If this happens, it doesn’t mean that you’re no longer in love. It’s just how humans are built. While sleep relies on feelings of safety and security, sex is more primal and dangerous.
If you’ve been having some problems with intimacy, the physical separation of different beds can only do wonders for your sex life. Instead of ‘having’ to sleep beside one another, you can choose which nights you’d like to spend together.
You can even choose which bed you want to sleep in, or whether or not you actually want to sleep together after making love.
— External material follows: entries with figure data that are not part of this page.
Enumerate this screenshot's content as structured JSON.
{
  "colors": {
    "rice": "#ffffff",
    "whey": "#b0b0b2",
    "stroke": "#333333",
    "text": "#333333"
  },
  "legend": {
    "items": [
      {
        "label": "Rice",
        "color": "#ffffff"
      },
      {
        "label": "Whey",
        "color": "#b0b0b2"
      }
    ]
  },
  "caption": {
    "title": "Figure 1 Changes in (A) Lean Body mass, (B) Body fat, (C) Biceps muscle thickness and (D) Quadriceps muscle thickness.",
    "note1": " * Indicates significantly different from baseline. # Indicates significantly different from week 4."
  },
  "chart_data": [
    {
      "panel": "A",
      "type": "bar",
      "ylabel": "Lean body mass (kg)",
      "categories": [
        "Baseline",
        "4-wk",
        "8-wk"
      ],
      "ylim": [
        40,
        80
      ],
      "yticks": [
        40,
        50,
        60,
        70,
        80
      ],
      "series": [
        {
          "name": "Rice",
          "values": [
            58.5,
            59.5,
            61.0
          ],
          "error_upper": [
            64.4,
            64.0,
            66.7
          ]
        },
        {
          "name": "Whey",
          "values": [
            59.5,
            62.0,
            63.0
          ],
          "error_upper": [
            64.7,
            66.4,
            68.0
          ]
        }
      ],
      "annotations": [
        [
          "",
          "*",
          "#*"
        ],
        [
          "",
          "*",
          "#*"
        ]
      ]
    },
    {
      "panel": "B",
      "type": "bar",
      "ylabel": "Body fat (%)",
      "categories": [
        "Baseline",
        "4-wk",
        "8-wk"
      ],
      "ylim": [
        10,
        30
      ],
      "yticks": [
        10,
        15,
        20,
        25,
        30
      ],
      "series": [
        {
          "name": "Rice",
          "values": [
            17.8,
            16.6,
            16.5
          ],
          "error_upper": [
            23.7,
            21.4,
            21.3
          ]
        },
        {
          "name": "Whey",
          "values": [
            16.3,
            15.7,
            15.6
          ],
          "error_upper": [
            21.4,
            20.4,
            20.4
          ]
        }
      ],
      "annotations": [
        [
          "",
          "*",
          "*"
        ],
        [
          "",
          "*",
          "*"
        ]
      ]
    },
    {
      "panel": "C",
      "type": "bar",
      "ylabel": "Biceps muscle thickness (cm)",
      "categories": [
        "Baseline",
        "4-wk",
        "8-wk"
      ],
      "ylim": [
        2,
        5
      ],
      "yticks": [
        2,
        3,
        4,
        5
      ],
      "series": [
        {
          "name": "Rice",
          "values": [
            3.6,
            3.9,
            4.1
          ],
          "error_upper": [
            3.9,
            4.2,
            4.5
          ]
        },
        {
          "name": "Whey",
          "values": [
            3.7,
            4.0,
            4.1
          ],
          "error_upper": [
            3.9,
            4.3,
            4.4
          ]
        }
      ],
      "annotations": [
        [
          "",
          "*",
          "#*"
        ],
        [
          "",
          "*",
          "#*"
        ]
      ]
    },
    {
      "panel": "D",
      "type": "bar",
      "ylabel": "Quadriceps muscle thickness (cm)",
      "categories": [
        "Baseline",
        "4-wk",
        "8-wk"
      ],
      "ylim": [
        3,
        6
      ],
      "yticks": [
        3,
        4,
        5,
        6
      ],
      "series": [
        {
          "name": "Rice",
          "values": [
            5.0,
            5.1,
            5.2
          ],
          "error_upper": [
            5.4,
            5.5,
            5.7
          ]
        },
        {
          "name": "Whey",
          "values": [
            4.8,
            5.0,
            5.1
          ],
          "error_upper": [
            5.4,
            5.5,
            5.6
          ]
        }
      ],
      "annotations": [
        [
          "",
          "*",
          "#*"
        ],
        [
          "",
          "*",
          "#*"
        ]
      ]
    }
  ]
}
You can even surprise each other with some unexpected midnight action every once in awhile (just make sure you have keys to each other’s rooms).
Sleeping separately presents many opportunities for tantalizing encounters.
If you’re still skeptical about doing it, why not just try it for a couple weeks or months? It could give both of you some much-needed high quality sleep, rekindle your sex life, and allow you both to be a more giving and caring lover. Good sleep fosters good relationships and vice versa; separate beds could be the key to both.